A panoramic lift takes you to Colle Alta, the historic center of Colle Val d’Elsa which has kept its medieval imprint intact: from the belvedere you can enjoy the most beautiful view of the surrounding Tuscan countryside.

From Monteriggioni to San Gimignano

From Colle Val d’Elsa you can reach Monteriggioni by Vespa, a very small village of a few houses surrounded by thirteenth-century walls dotted with 14 turrets. It is an excellent example of medieval architecture practically never conquered and defined by Dante in the Divine Comedy “Monteriggioni di Torri si Corona“. In addition to a visit to the central Piazza Roma and the Pieve di Santa Maria Assunta overlooking it, a walk on the walkways is recommended, where everything has remained as it was more than 8 centuries ago, so much so that it seems that at any moment a armiger in defense of the city.

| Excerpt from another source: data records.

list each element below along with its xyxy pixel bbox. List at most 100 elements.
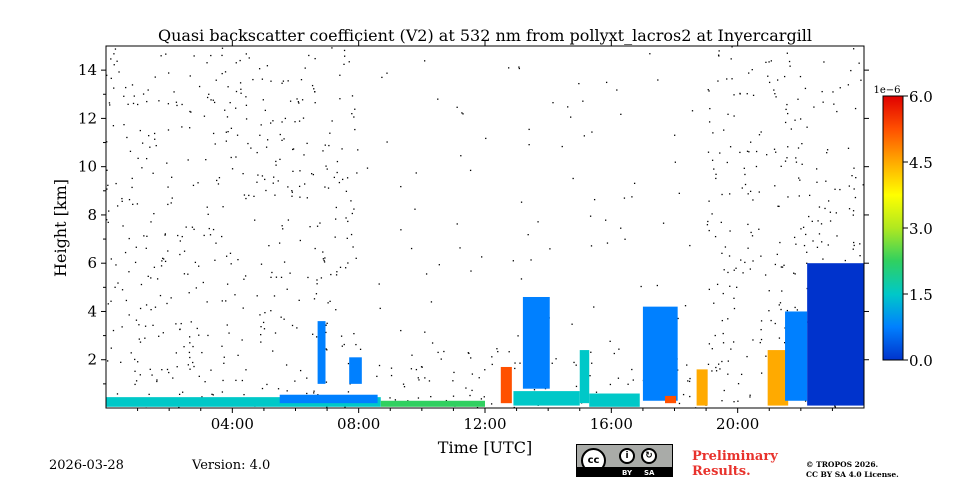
noise-point [438,264,440,266]
noise-point [855,176,857,179]
plot-area [106,46,864,408]
noise-point [752,339,754,341]
noise-point [296,327,298,329]
noise-point [298,120,301,122]
noise-point [294,121,296,123]
noise-point [793,236,796,239]
noise-point [768,310,770,312]
noise-point [183,346,185,348]
noise-point [719,152,721,154]
colorbar-tick-label: 4.5 [909,154,933,172]
noise-point [744,261,746,264]
y-tick-label: 4 [87,302,97,320]
noise-point [154,138,156,140]
noise-point [720,221,722,224]
noise-point [420,366,423,368]
noise-point [260,326,262,328]
noise-point [161,260,163,262]
noise-point [260,124,262,126]
noise-point [311,84,314,87]
noise-point [329,132,331,134]
noise-point [122,225,124,227]
signal-feature [317,321,326,384]
noise-point [150,221,152,223]
noise-point [804,87,807,90]
noise-point [121,200,123,203]
noise-point [826,152,828,154]
noise-point [776,253,778,256]
noise-point [484,369,486,371]
noise-point [715,173,717,175]
noise-point [237,258,239,261]
noise-point [351,113,353,115]
noise-point [235,107,237,109]
noise-point [275,160,277,163]
noise-point [259,134,261,136]
noise-point [765,61,767,64]
noise-point [800,228,802,230]
noise-point [313,298,316,300]
noise-point [282,80,285,82]
noise-point [809,194,811,197]
x-tick-label: 20:00 [716,415,759,433]
noise-point [189,127,191,129]
noise-point [107,184,109,187]
noise-point [221,72,223,75]
noise-point [303,154,305,156]
noise-point [224,109,226,111]
noise-point [178,393,181,396]
noise-point [836,110,838,113]
noise-point [748,151,750,153]
noise-point [289,272,291,274]
noise-point [161,257,164,260]
noise-point [751,69,753,71]
noise-point [708,90,710,92]
noise-point [575,385,578,388]
noise-point [166,368,169,371]
noise-point [778,304,780,306]
noise-point [142,93,145,95]
noise-point [133,95,135,97]
noise-point [229,101,231,104]
noise-point [205,158,207,161]
noise-point [677,369,679,371]
noise-point [832,91,834,93]
noise-point [221,54,223,57]
noise-point [730,348,732,350]
noise-point [726,161,728,164]
noise-point [633,182,636,185]
noise-point [165,53,167,55]
noise-point [707,220,709,223]
noise-point [591,362,593,364]
noise-point [605,81,608,84]
noise-point [583,135,585,137]
noise-point [134,261,137,264]
noise-point [196,327,198,330]
noise-point [292,148,294,151]
noise-point [714,334,716,337]
noise-point [277,388,280,390]
noise-point [740,373,743,376]
noise-point [252,78,254,81]
noise-point [785,108,787,111]
noise-point [206,301,208,303]
y-tick-label: 6 [87,254,97,272]
noise-point [179,328,181,330]
noise-point [141,142,144,144]
noise-point [270,80,272,82]
noise-point [221,345,223,347]
noise-point [243,393,245,396]
noise-point [786,157,788,159]
noise-point [314,91,316,93]
noise-point [339,74,341,76]
cc-license-badge[interactable]: cc i ↻ BY SA [576,444,673,477]
noise-point [162,332,164,334]
noise-point [341,178,344,181]
noise-point [786,309,789,312]
noise-point [234,294,236,296]
noise-point [262,99,264,101]
noise-point [283,318,285,320]
noise-point [796,309,799,311]
noise-point [733,297,735,299]
noise-point [324,186,326,188]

Getting back on your Vespa and returning to the SR68 towards Volterra, you can detour along the SP36 which, between vineyards and soft hills, leads directly to San Gimignano. Approaching the final destination of the tour in Tuscany, the profile of the beautiful town is revealed, with its towers symbolizing the power of the families of the time.
Piazza Duomo is a feast for the eyes with the same towers framing the Duomo, inside which is the Chapel of Santa Fina frescoed by Ghirlandaio, and the Palazzo del Podestà, also home to the Civic Museum. Piazza della Cisterna is also very scenic, located with its octagonal well and its medieval buildings such as Palazzo Tortoli, in the shadow of the legendary Torre del Diavolo. After so much wandering, there is nothing better than choosing an inn in San Gimignano and enjoying its cuisine, washed down with a glass of excellent Vernaccia, also so loved by Lorenzo the Magnificent, Boccaccio and Dante.